Epigenetic and Telomeric Regulations, Lyon Sud Medicine Faculty, Lyon-1 University, Centre National de la Recherche Scientifique (CNRS) Unité Mixte de Recherche (UMR) 5239, Pierre Bénite, France.
Blood. 2011 Aug 4;118(5):1316-22. doi: 10.1182/blood-2010-07-295774. Epub 2011 Feb 25.
Cells of B-cell chronic lymphocytic leukemia (B-CLL) are characterized by short telomeres despite a low proliferative index. Because telomere length has been reported to be a valuable prognosis criteria, there is a great interest in a deep understanding of the origin and consequences of telomere dysfunction in this pathology. Cases of chromosome fusion involving extremely short telomeres have been reported at advanced stage. In the present study, we address the question of the existence of early telomere dysfunction during the B-CLL time course. In a series restricted to 23 newly diagnosed Binet stage A CLL patients compared with 12 healthy donors, we found a significant increase in recruitment of DNA-damage factors to telomeres showing telomere dysfunction in the early stage of the disease. Remarkably, the presence of dysfunctional telomeres did not correlate with telomere shortening or chromatin marks deregulation but with a down-regulation of 2 shelterin genes: ACD (coding for TPP1; P = .0464) and TINF2 (coding for TIN2; P = .0177). We propose that telomeric deprotection in the early step of CLL is not merely the consequence of telomere shortening but also of shelterin alteration.

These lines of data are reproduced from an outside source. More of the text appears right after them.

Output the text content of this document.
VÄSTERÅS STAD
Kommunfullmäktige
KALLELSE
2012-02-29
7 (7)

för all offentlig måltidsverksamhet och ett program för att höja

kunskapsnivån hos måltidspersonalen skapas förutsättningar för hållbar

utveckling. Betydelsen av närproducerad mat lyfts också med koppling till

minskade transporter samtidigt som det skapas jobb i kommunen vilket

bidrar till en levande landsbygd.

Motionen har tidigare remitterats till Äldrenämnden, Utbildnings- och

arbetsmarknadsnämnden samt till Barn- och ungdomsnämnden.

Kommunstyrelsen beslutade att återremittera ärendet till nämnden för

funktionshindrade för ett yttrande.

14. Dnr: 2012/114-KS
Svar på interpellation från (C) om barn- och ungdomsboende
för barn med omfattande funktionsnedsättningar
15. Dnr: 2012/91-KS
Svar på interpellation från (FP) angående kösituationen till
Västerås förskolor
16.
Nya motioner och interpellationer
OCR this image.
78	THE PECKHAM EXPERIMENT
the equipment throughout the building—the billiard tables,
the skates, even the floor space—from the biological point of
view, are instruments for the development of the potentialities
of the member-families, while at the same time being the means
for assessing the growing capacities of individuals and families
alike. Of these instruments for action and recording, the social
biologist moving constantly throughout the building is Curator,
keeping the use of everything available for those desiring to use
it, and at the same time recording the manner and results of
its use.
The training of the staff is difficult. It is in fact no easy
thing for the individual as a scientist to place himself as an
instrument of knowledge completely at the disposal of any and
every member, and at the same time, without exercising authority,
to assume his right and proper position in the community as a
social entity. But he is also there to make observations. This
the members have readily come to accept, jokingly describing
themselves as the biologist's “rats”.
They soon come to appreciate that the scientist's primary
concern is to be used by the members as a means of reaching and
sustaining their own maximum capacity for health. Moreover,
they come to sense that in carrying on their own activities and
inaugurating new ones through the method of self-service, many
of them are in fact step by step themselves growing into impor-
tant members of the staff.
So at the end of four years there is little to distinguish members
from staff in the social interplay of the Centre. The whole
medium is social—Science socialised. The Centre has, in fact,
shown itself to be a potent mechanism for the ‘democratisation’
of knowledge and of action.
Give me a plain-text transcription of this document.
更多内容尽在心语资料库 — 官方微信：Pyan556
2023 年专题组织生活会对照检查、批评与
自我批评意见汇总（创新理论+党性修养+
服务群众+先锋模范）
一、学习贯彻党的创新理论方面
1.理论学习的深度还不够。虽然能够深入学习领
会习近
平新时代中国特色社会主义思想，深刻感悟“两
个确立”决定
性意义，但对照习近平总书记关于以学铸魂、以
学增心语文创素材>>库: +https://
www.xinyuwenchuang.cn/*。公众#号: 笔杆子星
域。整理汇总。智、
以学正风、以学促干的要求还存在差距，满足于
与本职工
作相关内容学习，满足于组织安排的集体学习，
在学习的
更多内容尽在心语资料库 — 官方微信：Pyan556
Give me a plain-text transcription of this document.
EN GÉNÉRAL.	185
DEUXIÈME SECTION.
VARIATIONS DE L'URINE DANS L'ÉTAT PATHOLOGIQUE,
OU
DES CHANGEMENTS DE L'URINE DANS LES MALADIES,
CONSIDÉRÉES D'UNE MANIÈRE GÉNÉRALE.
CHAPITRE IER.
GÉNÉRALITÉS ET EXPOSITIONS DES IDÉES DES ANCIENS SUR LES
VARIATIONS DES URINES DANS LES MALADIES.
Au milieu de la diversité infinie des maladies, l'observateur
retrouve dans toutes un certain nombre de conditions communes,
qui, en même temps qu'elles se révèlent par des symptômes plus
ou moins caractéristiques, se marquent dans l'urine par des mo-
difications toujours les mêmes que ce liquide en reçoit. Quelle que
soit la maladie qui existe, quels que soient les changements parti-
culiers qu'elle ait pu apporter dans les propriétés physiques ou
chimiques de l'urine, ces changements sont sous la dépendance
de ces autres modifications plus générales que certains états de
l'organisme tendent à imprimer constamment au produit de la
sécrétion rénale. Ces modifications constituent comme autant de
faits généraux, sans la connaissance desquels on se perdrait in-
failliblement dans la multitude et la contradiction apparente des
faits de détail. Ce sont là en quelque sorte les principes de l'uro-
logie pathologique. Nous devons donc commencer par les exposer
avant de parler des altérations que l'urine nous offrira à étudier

B 细胞慢性淋巴细胞白血病(B-CLL)的细胞尽管增殖指数较低,但端粒却很短。由于端粒长度被认为是一个有价值的预后标准,因此人们对深入了解这种病理学中端粒功能障碍的起源和后果非常感兴趣。在晚期,已经报道了涉及极短端粒的染色体融合病例。在本研究中,我们探讨了在 B-CLL 病程中早期端粒功能障碍是否存在的问题。在一系列仅包括 23 例新诊断的 Binet 期 A CLL 患者与 12 例健康供体的比较中,我们发现招募到 DNA 损伤因子到显示疾病早期端粒功能障碍的端粒的数量显著增加。值得注意的是,功能失调的端粒的存在与端粒缩短或染色质标记失调无关,而是与 2 个庇护素基因的下调有关:ACD(编码 TPP1;P =.0464)和 TINF2(编码 TIN2;P =.0177)。我们提出,在 CLL 的早期阶段,端粒的去保护不仅是端粒缩短的结果,也是庇护素改变的结果。